Iranian regime refuses IAEA access to Parchin nuclear facility

NCRI – The Iranian regime will not give UN nuclear watchdog inspectors access to a military base outside Tehran that they have been seeking to visit since 2005, Defense Minister Hossein Dehgan said Saturday.

Dehgan’s comments, reported by state-run ISNA news agency, came just two days before a deadline for the regime to answer historic questions about the military dimension to its nuclear activities.

International Atomic Energy Agency (IAEA) director Yukiya Amano, who visited Tehran earlier this month, had said in June that access to the Parchin base was essential for the watchog to be able to certify Iran’s nuclear program as peaceful.

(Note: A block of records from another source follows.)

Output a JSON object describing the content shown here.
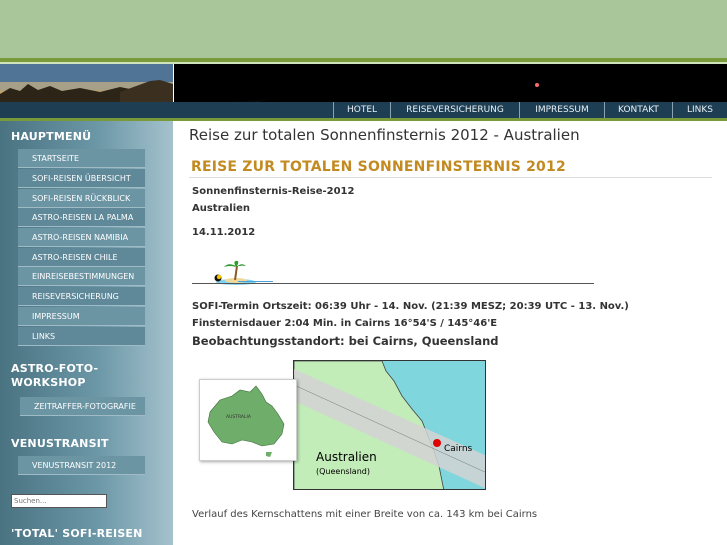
{
  "nav": {
    "items": [
      "HOTEL",
      "REISEVERSICHERUNG",
      "IMPRESSUM",
      "KONTAKT",
      "LINKS"
    ]
  },
  "sidebar": {
    "hauptmenu_title": "HAUPTMENÜ",
    "hauptmenu_items": [
      "STARTSEITE",
      "SOFI-REISEN ÜBERSICHT",
      "SOFI-REISEN RÜCKBLICK",
      "ASTRO-REISEN LA PALMA",
      "ASTRO-REISEN NAMIBIA",
      "ASTRO-REISEN CHILE",
      "EINREISEBESTIMMUNGEN",
      "REISEVERSICHERUNG",
      "IMPRESSUM",
      "LINKS"
    ],
    "workshop_title_line1": "ASTRO-FOTO-",
    "workshop_title_line2": "WORKSHOP",
    "workshop_items": [
      "ZEITRAFFER-FOTOGRAFIE"
    ],
    "venus_title": "VENUSTRANSIT",
    "venus_items": [
      "VENUSTRANSIT 2012"
    ],
    "search_placeholder": "Suchen...",
    "total_title": "'TOTAL' SOFI-REISEN"
  },
  "main": {
    "page_title": "Reise zur totalen Sonnenfinsternis 2012 - Australien",
    "article_title": "REISE ZUR TOTALEN SONNENFINSTERNIS 2012",
    "line1": "Sonnenfinsternis-Reise-2012",
    "line2": "Australien",
    "date": "14.11.2012",
    "sofi_termin": "SOFI-Termin Ortszeit: 06:39 Uhr - 14. Nov. (21:39 MESZ; 20:39 UTC - 13. Nov.)",
    "finsternis": "Finsternisdauer 2:04 Min. in Cairns 16°54'S / 145°46'E",
    "standort": "Beobachtungsstandort: bei Cairns, Queensland",
    "caption": "Verlauf des Kernschattens mit einer Breite von ca. 143 km bei Cairns"
  },
  "map": {
    "main_label": "Australien",
    "sub_label": "(Queensland)",
    "city_label": "Cairns",
    "inset_label": "AUSTRALIA",
    "colors": {
      "sea": "#7fd6dd",
      "land": "#c2ecb8",
      "shadow_band": "#d4d4d4",
      "city_dot": "#e00000"
    }
  },
  "icons": {
    "separator": "palm-island-icon"
  }
}
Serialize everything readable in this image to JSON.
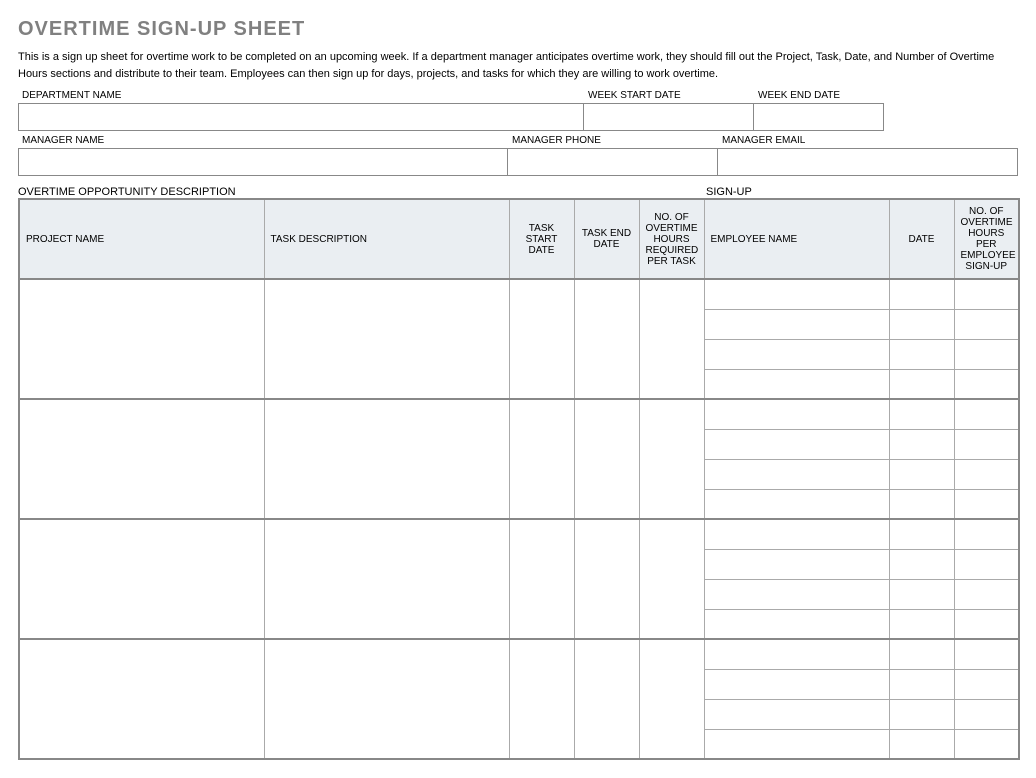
{
  "title": "OVERTIME SIGN-UP SHEET",
  "intro": "This is a sign up sheet for overtime work to be completed on an upcoming week. If a department manager anticipates overtime work, they should fill out the Project, Task, Date, and Number of Overtime Hours sections and distribute to their team. Employees can then sign up for days, projects, and tasks for which they are willing to work overtime.",
  "fields": {
    "department_name_label": "DEPARTMENT NAME",
    "week_start_label": "WEEK START DATE",
    "week_end_label": "WEEK END DATE",
    "manager_name_label": "MANAGER NAME",
    "manager_phone_label": "MANAGER PHONE",
    "manager_email_label": "MANAGER EMAIL",
    "department_name": "",
    "week_start": "",
    "week_end": "",
    "manager_name": "",
    "manager_phone": "",
    "manager_email": ""
  },
  "sections": {
    "opportunity": "OVERTIME OPPORTUNITY DESCRIPTION",
    "signup": "SIGN-UP"
  },
  "columns": {
    "project": "PROJECT NAME",
    "task": "TASK DESCRIPTION",
    "task_start": "TASK START DATE",
    "task_end": "TASK END DATE",
    "hours_required": "NO. OF OVERTIME HOURS REQUIRED PER TASK",
    "employee": "EMPLOYEE NAME",
    "date": "DATE",
    "hours_per_signup": "NO. OF OVERTIME HOURS PER EMPLOYEE SIGN-UP"
  },
  "groups": [
    {
      "project": "",
      "task": "",
      "task_start": "",
      "task_end": "",
      "hours_required": "",
      "signups": [
        {
          "employee": "",
          "date": "",
          "hours": ""
        },
        {
          "employee": "",
          "date": "",
          "hours": ""
        },
        {
          "employee": "",
          "date": "",
          "hours": ""
        },
        {
          "employee": "",
          "date": "",
          "hours": ""
        }
      ]
    },
    {
      "project": "",
      "task": "",
      "task_start": "",
      "task_end": "",
      "hours_required": "",
      "signups": [
        {
          "employee": "",
          "date": "",
          "hours": ""
        },
        {
          "employee": "",
          "date": "",
          "hours": ""
        },
        {
          "employee": "",
          "date": "",
          "hours": ""
        },
        {
          "employee": "",
          "date": "",
          "hours": ""
        }
      ]
    },
    {
      "project": "",
      "task": "",
      "task_start": "",
      "task_end": "",
      "hours_required": "",
      "signups": [
        {
          "employee": "",
          "date": "",
          "hours": ""
        },
        {
          "employee": "",
          "date": "",
          "hours": ""
        },
        {
          "employee": "",
          "date": "",
          "hours": ""
        },
        {
          "employee": "",
          "date": "",
          "hours": ""
        }
      ]
    },
    {
      "project": "",
      "task": "",
      "task_start": "",
      "task_end": "",
      "hours_required": "",
      "signups": [
        {
          "employee": "",
          "date": "",
          "hours": ""
        },
        {
          "employee": "",
          "date": "",
          "hours": ""
        },
        {
          "employee": "",
          "date": "",
          "hours": ""
        },
        {
          "employee": "",
          "date": "",
          "hours": ""
        }
      ]
    }
  ]
}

During the past three years, the IAEA inspectors have frequently requested to visit a certain section of Parchin to study the unknown aspects of the regime’s nuclear weapons program, but the clerical regime has prevented such a visit to Parchin. During this period, the Iranian regime has been busy carrying out major changes in sections of Parchin to erase any trace and evidence of nuclear tests.

In recent years, the clerical regime has hidden parts of its nuclear weapons project in conventional military sites and has prevented IAEA access to these sites on the pretext that inspection of military sites is not within the scope of IAEA mandate.

In September 2009, the Iranian Resistance disclosed that in a section of Parchin nuclear site, tests for high-intensity explosions related to nuclear weapons are being conducted.

United Nations nuclear watchdog officials have said in the past that it would be virtually impossible for any regime to completely hide traces of nuclear material – and experts could detect particles that were 10,000 times smaller than a grain of sand.

The IAEA has been demanding access to the Iranian regime’s sprawling Parchin military base to hunt for clues that it is being used to build an atomic bomb.

Former chief IAEA inspector Olli Heinonen has said any attempt by Iranian regime to purge Parchin, near the capital Tehran, of clues would make the agency’s task considerably harder, but he added: “Complete sanitization is very difficult to achieve if nuclear materials were actually used.”